Make quality a key part of hospital compliance
Too many are not taking this integrated approach
If you think corporate compliance is somebody else’s responsibility, think again. Although most quality departments haven’t had to shoulder much of the compliance burden, that could — and should — be changing, some experts say.
Judy Homa-Lowry, MS, RN, CPHQ, president of Homa-Lowry Healthcare Consulting in Canton, MI, says that when it comes to corporate compliance, many organizations aren’t taking full advantage of the resources they’ve had in place for years, including quality management.
Using the model compliance guidance for hospitals developed by the Department of Health and Human Services Office of Inspector General as a blueprint, most organizations have consolidated responsibility for compliance under a compliance officer, who in turn reports to the chief financial officer or another high-ranking member of the hospital’s administration. An unfortunate and perhaps unintended consequence of this sort of structure is that the compliance officer controlling the process may not be aware of how other departments could help complement or refine the compliance program. "The thinking tends to be, Well, now we have to do compliance,’ so they start doing things without really tapping into the other systems already in place," Homa-Lowry says.
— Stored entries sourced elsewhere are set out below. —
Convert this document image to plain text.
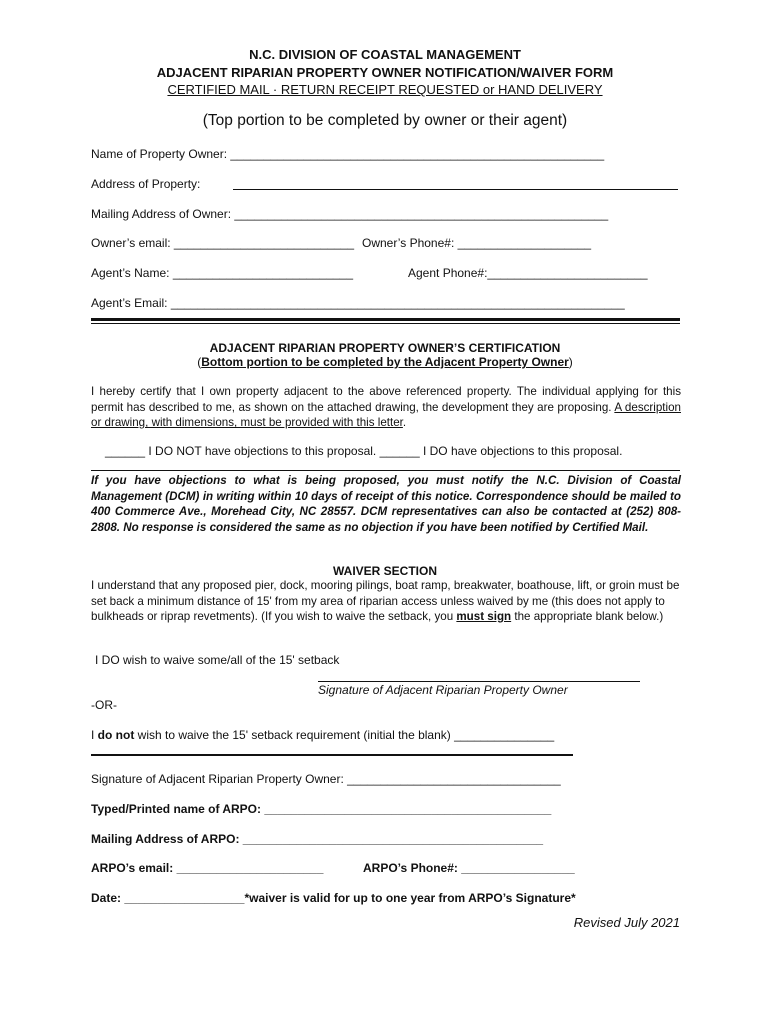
N.C. DIVISION OF COASTAL MANAGEMENT
ADJACENT RIPARIAN PROPERTY OWNER NOTIFICATION/WAIVER FORM
CERTIFIED MAIL · RETURN RECEIPT REQUESTED or HAND DELIVERY
(Top portion to be completed by owner or their agent)
Name of Property Owner: ________________________________________________________
Address of Property:
Mailing Address of Owner: ________________________________________________________
Owner’s email: ___________________________ Owner’s Phone#: ____________________
Agent’s Name: ___________________________	Agent Phone#:________________________
Agent’s Email: ____________________________________________________________________
ADJACENT RIPARIAN PROPERTY OWNER’S CERTIFICATION
(Bottom portion to be completed by the Adjacent Property Owner)
I hereby certify that I own property adjacent to the above referenced property. The individual applying for this permit has described to me, as shown on the attached drawing, the development they are proposing. A description or drawing, with dimensions, must be provided with this letter.
______ I DO NOT have objections to this proposal. ______ I DO have objections to this proposal.
If you have objections to what is being proposed, you must notify the N.C. Division of Coastal Management (DCM) in writing within 10 days of receipt of this notice. Correspondence should be mailed to 400 Commerce Ave., Morehead City, NC 28557. DCM representatives can also be contacted at (252) 808-2808. No response is considered the same as no objection if you have been notified by Certified Mail.
WAIVER SECTION
I understand that any proposed pier, dock, mooring pilings, boat ramp, breakwater, boathouse, lift, or groin must be set back a minimum distance of 15' from my area of riparian access unless waived by me (this does not apply to bulkheads or riprap revetments). (If you wish to waive the setback, you must sign the appropriate blank below.)
I DO wish to waive some/all of the 15' setback
Signature of Adjacent Riparian Property Owner
-OR-
I do not wish to waive the 15' setback requirement (initial the blank) _______________
Signature of Adjacent Riparian Property Owner: ________________________________
Typed/Printed name of ARPO: ___________________________________________
Mailing Address of ARPO: _____________________________________________
ARPO’s email: ______________________	ARPO’s Phone#: _________________
Date: __________________*waiver is valid for up to one year from ARPO’s Signature*
Revised July 2021
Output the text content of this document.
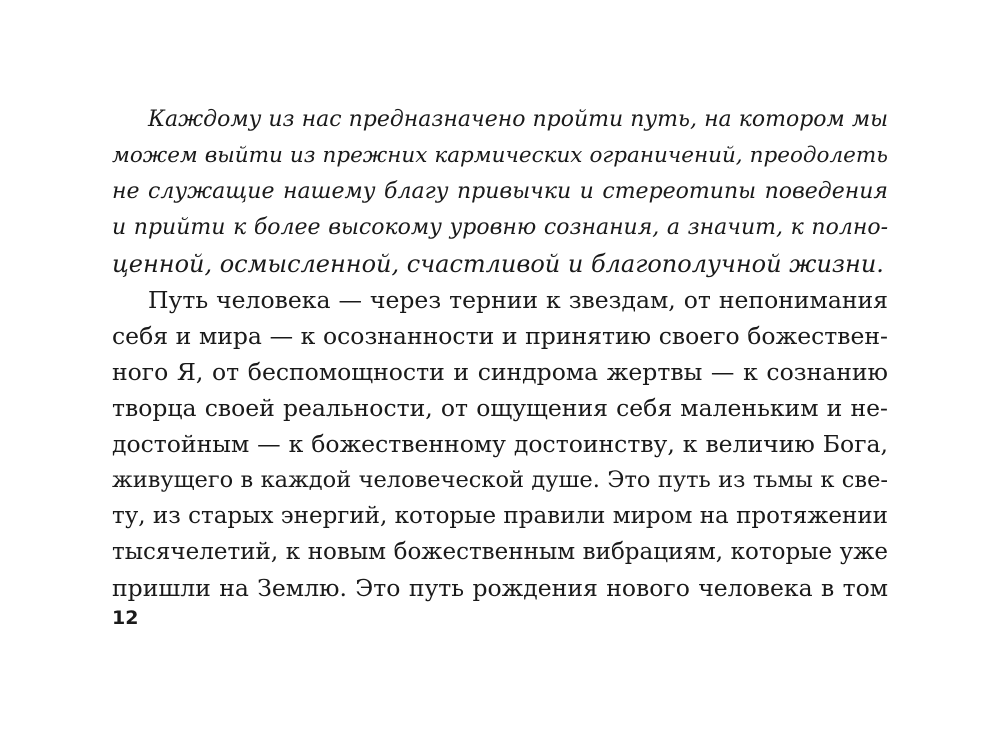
Каждому из нас предназначено пройти путь, на котором мы
можем выйти из прежних кармических ограничений, преодолеть
не служащие нашему благу привычки и стереотипы поведения
и прийти к более высокому уровню сознания, а значит, к полно-
ценной, осмысленной, счастливой и благополучной жизни.
Путь человека — через тернии к звездам, от непонимания
себя и мира — к осознанности и принятию своего божествен-
ного Я, от беспомощности и синдрома жертвы — к сознанию
творца своей реальности, от ощущения себя маленьким и не-
достойным — к божественному достоинству, к величию Бога,
живущего в каждой человеческой душе. Это путь из тьмы к све-
ту, из старых энергий, которые правили миром на протяжении
тысячелетий, к новым божественным вибрациям, которые уже
пришли на Землю. Это путь рождения нового человека в том
12
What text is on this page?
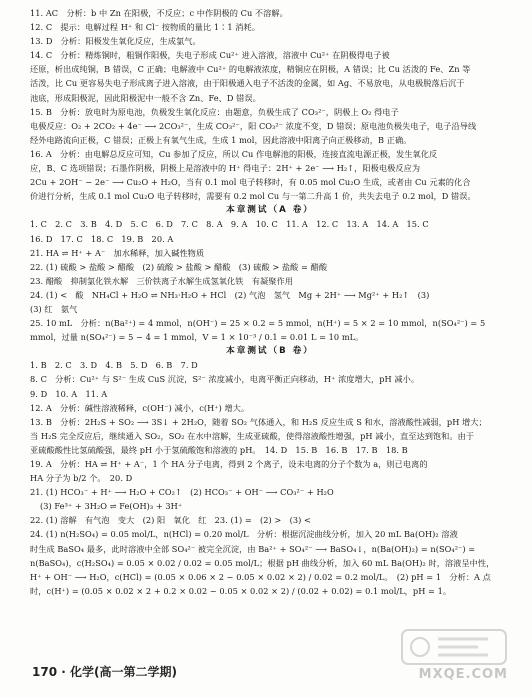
11. AC　分析：b 中 Zn 在阳极，不反应；c 中作阴极的 Cu 不溶解。
12. C　提示：电解过程 H⁺ 和 Cl⁻ 按物质的量比 1∶1 消耗。
13. D　分析：阳极发生氧化反应，生成氯气。
14. C　分析：精炼铜时，粗铜作阳极，失电子形成 Cu²⁺ 进入溶液，溶液中 Cu²⁺ 在阴极得电子被
还原，析出成纯铜，B 错误，C 正确；电解液中 Cu²⁺ 的电解液浓度，精铜应在阴极，A 错误；比 Cu 活泼的 Fe、Zn 等
活泼，比 Cu 更容易失电子形成离子进入溶液，由于阳极通入电子不活泼的金属，如 Ag、不易放电，从电极脱落后沉于
池底，形成阳极泥，因此阳极泥中一般不含 Zn、Fe、D 错误。
15. B　分析：放电时为原电池，负极发生氧化反应：由题意，负极生成了 CO₃²⁻，阴极上 O₂ 得电子
电极反应：O₂ + 2CO₂ + 4e⁻ ⟶ 2CO₃²⁻，生成 CO₃²⁻，阳 CO₃²⁻ 浓度不变，D 错误；原电池负极失电子，电子沿导线
经外电路流向正极，C 错误；正极上有氧气生成，生成 1 mol，因此溶液中阳离子向正极移动，B 正确。
16. A　分析：由电解总反应可知，Cu 参加了反应，所以 Cu 作电解池的阳极，连接直流电源正极，发生氧化反
应，B、C 选项错误；石墨作阴极，阴极上是溶液中的 H⁺ 得电子：2H⁺ + 2e⁻ ⟶ H₂↑，阳极电极反应为
2Cu + 2OH⁻ − 2e⁻ ⟶ Cu₂O + H₂O，当有 0.1 mol 电子转移时，有 0.05 mol Cu₂O 生成，或者由 Cu 元素的化合
价进行分析，生成 0.1 mol Cu₂O 电子转移时，需要有 0.2 mol Cu 与一第二升高 1 价，共失去电子 0.2 mol，D 错误。
本章测试（A 卷）
1. C　2. C　3. B　4. D　5. C　6. D　7. C　8. A　9. A　10. C　11. A　12. C　13. A　14. A　15. C
16. D　17. C　18. C　19. B　20. A
21. HA ⇌ H⁺ + A⁻　加水稀释，加入碱性物质
22. (1) 硫酸 > 盐酸 > 醋酸　(2) 硫酸 > 盐酸 > 醋酸　(3) 硫酸 > 盐酸 = 醋酸
23. 醋酸　抑制氯化铁水解　三价铁离子水解生成氢氧化铁　有凝聚作用
24. (1) <　酸　NH₄Cl + H₂O ⇌ NH₃·H₂O + HCl　(2) 气泡　氢气　Mg + 2H⁺ ⟶ Mg²⁺ + H₂↑　(3)
(3) 红　氨气
25. 10 mL　分析：n(Ba²⁺) = 4 mmol，n(OH⁻) = 25 × 0.2 = 5 mmol，n(H⁺) = 5 × 2 = 10 mmol，n(SO₄²⁻) = 5
mmol，过量 n(SO₄²⁻) = 5 − 4 = 1 mmol，V = 1 × 10⁻³ / 0.1 = 0.01 L = 10 mL。
本章测试（B 卷）
1. B　2. C　3. D　4. B　5. D　6. B　7. D
8. C　分析：Cu²⁺ 与 S²⁻ 生成 CuS 沉淀，S²⁻ 浓度减小，电离平衡正向移动，H⁺ 浓度增大，pH 减小。
9. D　10. A　11. A
12. A　分析：碱性溶液稀释，c(OH⁻) 减小，c(H⁺) 增大。
13. B　分析：2H₂S + SO₂ ⟶ 3S↓ + 2H₂O，随着 SO₂ 气体通入，和 H₂S 反应生成 S 和水，溶液酸性减弱，pH 增大；
当 H₂S 完全反应后，继续通入 SO₂，SO₂ 在水中溶解，生成亚硫酸，使得溶液酸性增强，pH 减小，直至达到饱和。由于
亚硫酸酸性比氢硫酸强，最终 pH 小于氢硫酸饱和溶液的 pH。　14. D　15. B　16. B　17. B　18. B
19. A　分析：HA ⇌ H⁺ + A⁻，1 个 HA 分子电离，得到 2 个离子，设未电离的分子个数为 a，则已电离的
HA 分子为 b/2 个。　20. D
21. (1) HCO₃⁻ + H⁺ ⟶ H₂O + CO₂↑　(2) HCO₃⁻ + OH⁻ ⟶ CO₃²⁻ + H₂O
(3) Fe³⁺ + 3H₂O ⇌ Fe(OH)₃ + 3H⁺
22. (1) 溶解　有气泡　变大　(2) 阳　氧化　红　23. (1) =　(2) >　(3) <
24. (1) n(H₂SO₄) = 0.05 mol/L，n(HCl) = 0.20 mol/L　分析：根据沉淀曲线分析，加入 20 mL Ba(OH)₂ 溶液
时生成 BaSO₄ 最多，此时溶液中全部 SO₄²⁻ 被完全沉淀，由 Ba²⁺ + SO₄²⁻ ⟶ BaSO₄↓，n(Ba(OH)₂) = n(SO₄²⁻) =
n(BaSO₄)，c(H₂SO₄) = 0.05 × 0.02 / 0.02 = 0.05 mol/L；根据 pH 曲线分析，加入 60 mL Ba(OH)₂ 时，溶液呈中性，
H⁺ + OH⁻ ⟶ H₂O，c(HCl) = (0.05 × 0.06 × 2 − 0.05 × 0.02 × 2) / 0.02 = 0.2 mol/L。　(2) pH = 1　分析：A 点
时，c(H⁺) = (0.05 × 0.02 × 2 + 0.2 × 0.02 − 0.05 × 0.02 × 2) / (0.02 + 0.02) = 0.1 mol/L，pH = 1。
170 · 化学(高一第二学期)	MXQE.COM
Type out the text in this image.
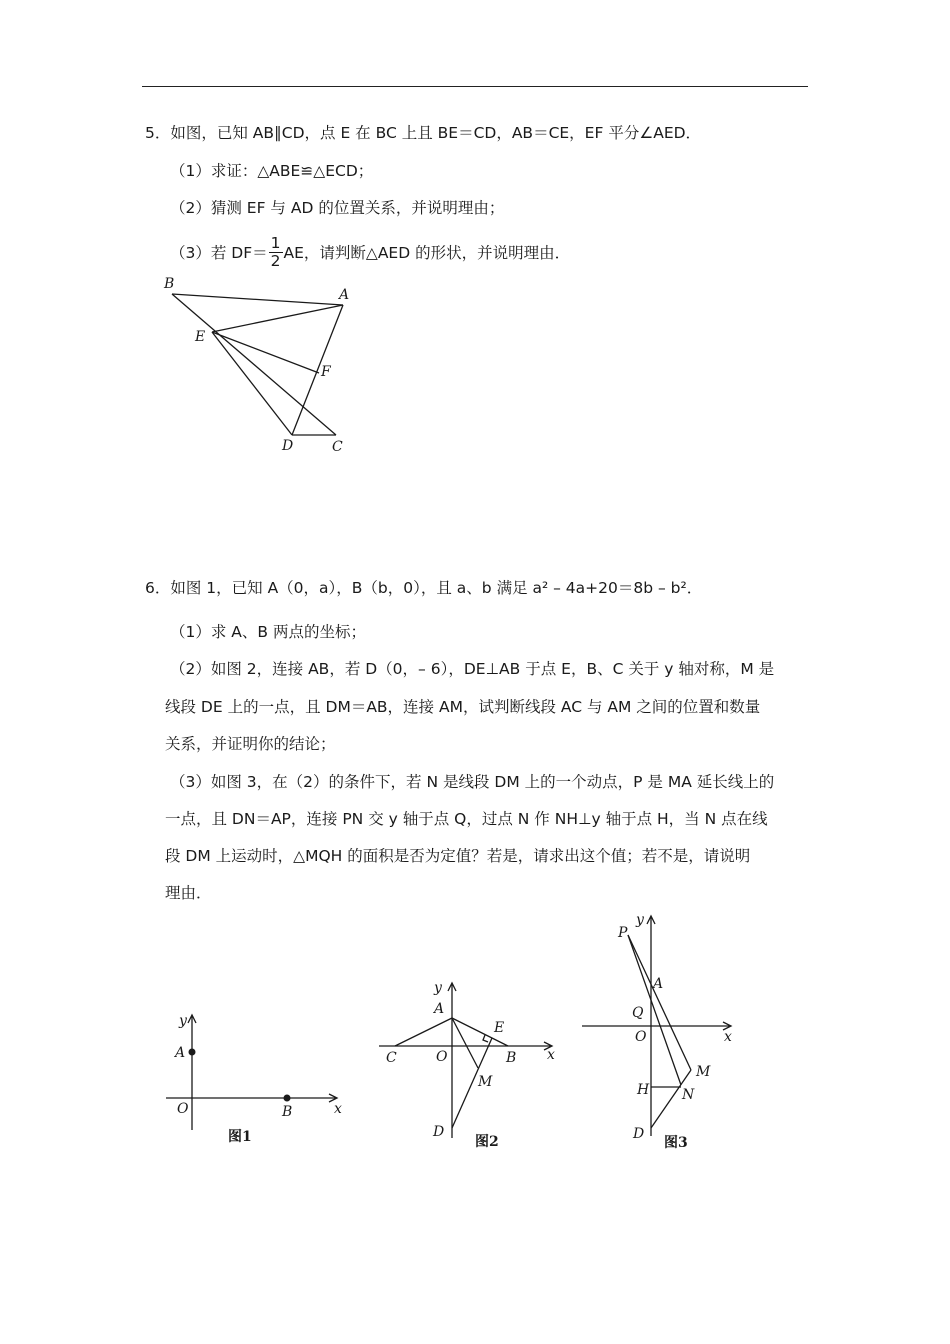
5．如图，已知 AB∥CD，点 E 在 BC 上且 BE＝CD，AB＝CE，EF 平分∠AED．
（1）求证：△ABE≌△ECD；
（2）猜测 EF 与 AD 的位置关系，并说明理由；
（3）若 $DF= \frac{1}{2}$ AE，请判断△AED 的形状，并说明理由．
B
A
E
F
D	C
6．如图 1，已知 A（0，a），B（b，0），且 a、b 满足 a² – 4a+20＝8b – b²．
（1）求 A、B 两点的坐标；
（2）如图 2，连接 AB，若 D（0，– 6），DE⊥AB 于点 E，B、C 关于 y 轴对称，M 是
线段 DE 上的一点，且 DM＝AB，连接 AM，试判断线段 AC 与 AM 之间的位置和数量
关系，并证明你的结论；
（3）如图 3，在（2）的条件下，若 N 是线段 DM 上的一个动点，P 是 MA 延长线上的
一点，且 DN＝AP，连接 PN 交 y 轴于点 Q，过点 N 作 NH⊥y 轴于点 H，当 N 点在线
段 DM 上运动时，△MQH 的面积是否为定值？若是，请求出这个值；若不是，请说明
理由．
y
A
O	B	x
图1
y
A
E
C	O	B x
M
D
图2
y
P
A
Q
O	x
M
H N
D
图3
Homa-Lowry says she became aware of the possible benefits of involving quality management in the compliance effort in her talks with health care attorneys and prosecutors, all of whom stressed the need to monitor and improve compliance processes. "Since [process improvement] is such a routine part of what quality professionals have done for years, it seems like a missed opportunity when they’re not more involved in it."
Significantly, almost all of the risk areas identified by the OIG in its guidance are relevant to quality departments. Examples include the following:
• Medical necessity of services. This includes seeking reimbursement for a service that isn’t warranted by the patient’s current and documented medical condition, billing for inadequate or substandard care, and failing to provide covered services or necessary care to members of a health maintenance organization.
• Patient freedom of choice. "This area is of particular importance for hospital discharge planners referring patients to home health agencies, durable medical equipment suppliers, or long-term care rehabilitation providers," Homa-Lowry says. Besides resulting in federal penalties, failing to inform patients of their right to choose to be referred to facilities other than those owned by the hospital system might lead to malpractice claims.
• Eligibility determinations. This category would include arranging home health services for patients who are not homebound.
• Documentation. In a legal sense, if something isn’t documented, it didn’t happen. That’s why it’s crucial to clearly document communications with payers, including preauthorizations, coverage issues, and discharge issues, and to insist that caregivers fully document the services they provide.
Homa-Lowry notes that while accreditation and compliance are different issues, there are parallels, and experience in dealing with standards set by the Oakbrook Terrace, IL-based Joint Com mission on Accreditation of Healthcare Organ i za tions is likely to give quality managers a leg up when it comes to understanding and dealing with compliance issues.
She adds that, in 2000, the Joint Commission is likely to set new utilization standards. "And they’re saying that people are going to need to prioritize and take a look at where resources are being utilized and spent. In order to monitor that, you would use the quality process to look at utilization issues," she says. "If you’re having problems with utilization issues, that could potentially reflect issues in compliance as well."